Vetrine vuote e degrado: via Roma, viaggio nella desolazione - Live Sicilia

Via Roma: vetrine vuote, degrado| Viaggio nel simbolo della crisi

Foto di repertorio
L'arteria del centro storico soffre, fra lo sconforto di residenti ed esercenti e il caso Rinascente

PALERMO – Via Roma e il centro storico sono feriti ma nessuno ferma l’emorragia. Gli ultimi dati di Confcommercio Palermo non lasciano scampo: lungo l’arteria del capoluogo siciliano si contano 138 vetrine di attività commerciali ‘spente’, a cui se ne aggiungono altre 41 di istituti bancari ormai chiusi. Lo sconforto parte dai numeri e attraversa tutto il tessuto sociale della zona, dai residenti agli esercenti, senza risparmiare neanche un big del commercio nazionale come il gruppo Rinascente che vede sempre più ridotta a un lume la possibilità di restare a Palermo.

I residenti inascoltati

Chi vive nella desolata via Roma non si sente più al sicuro da mesi, ma ora comincia anche a perdere la speranza che qualcuno trovi un rimedio. Lo racconta Liboria Di Baudo, membro del Comitato centro storico: “Via Roma peggiora sempre di più e i cittadini si demotivano per l’assenza di risultati – dice –. La situazione degenera a vista d’occhio, continuano a chiudere i negozi, vediamo che qualche fratello immigrato ne apre qualcuno ma non è sufficiente a rianimare la zona. Intanto aumentano i senzatetto che si accampano sui marciapiedi, e aumenta anche la spazzatura abbandonata ovunque. Insomma tutti noi, che in via Roma ci abitiamo, non possiamo che constatare il decadimento di questo pezzo di città”.

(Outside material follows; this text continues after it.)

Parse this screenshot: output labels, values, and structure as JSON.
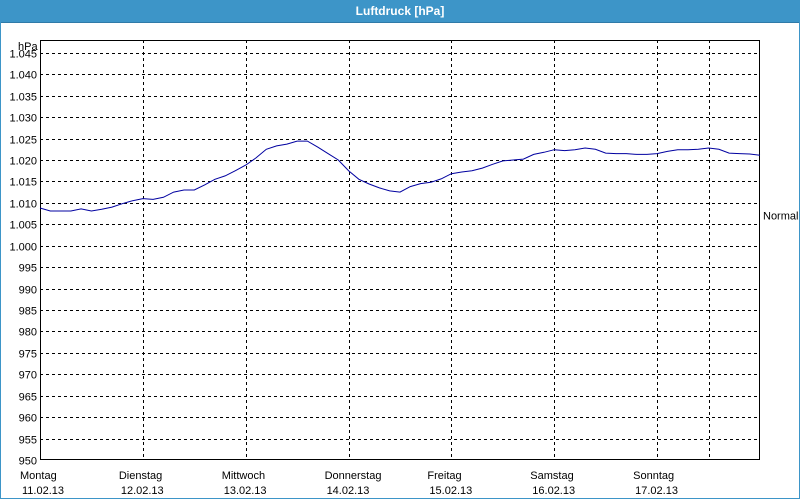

Di Baudo ricorda con amarezza che “il comitato aveva scritto e consegnato all’amministrazione comunale un elenco di proposte riguardanti movida, commercio, parcheggi e tanto altro, ma di fatto la politica non ha mai dato risultati. Allora una parte di noi ha deciso di occuparsi di cose concrete e pratiche, per esempio rimuovendo autonomamente le varie discariche a cielo aperto nel centro storico. Un piccolo contributo attivo che però da solo non può certo salvare via Roma”.

Le paure di chi resta

“Un dramma che si somma a un altro dramma – commenta Francesco Carnevale, titolare del ristorante Balata e presidente dell’Associazione via Roma –. Turisti con il contagocce, quasi tutti gli uffici in smart working, spese continue: molti di noi aprono per spirito di servizio. In più gli aiuti nazionali previsti dal Decreto liquidità sono ancora fermi, mentre a livello regionale il ‘click day’ del Bonus Sicilia (125 milioni di euro a fondo perduto per le microimprese, ndr) non è stato esattamente la risposta che ci aspettavamo. I due mesi che ci aspettano poi sono storicamente difficili, e fino a prova contraria novembre coinciderà anche con la fine della cassa integrazione e il sanguinoso sblocco dei licenziamenti.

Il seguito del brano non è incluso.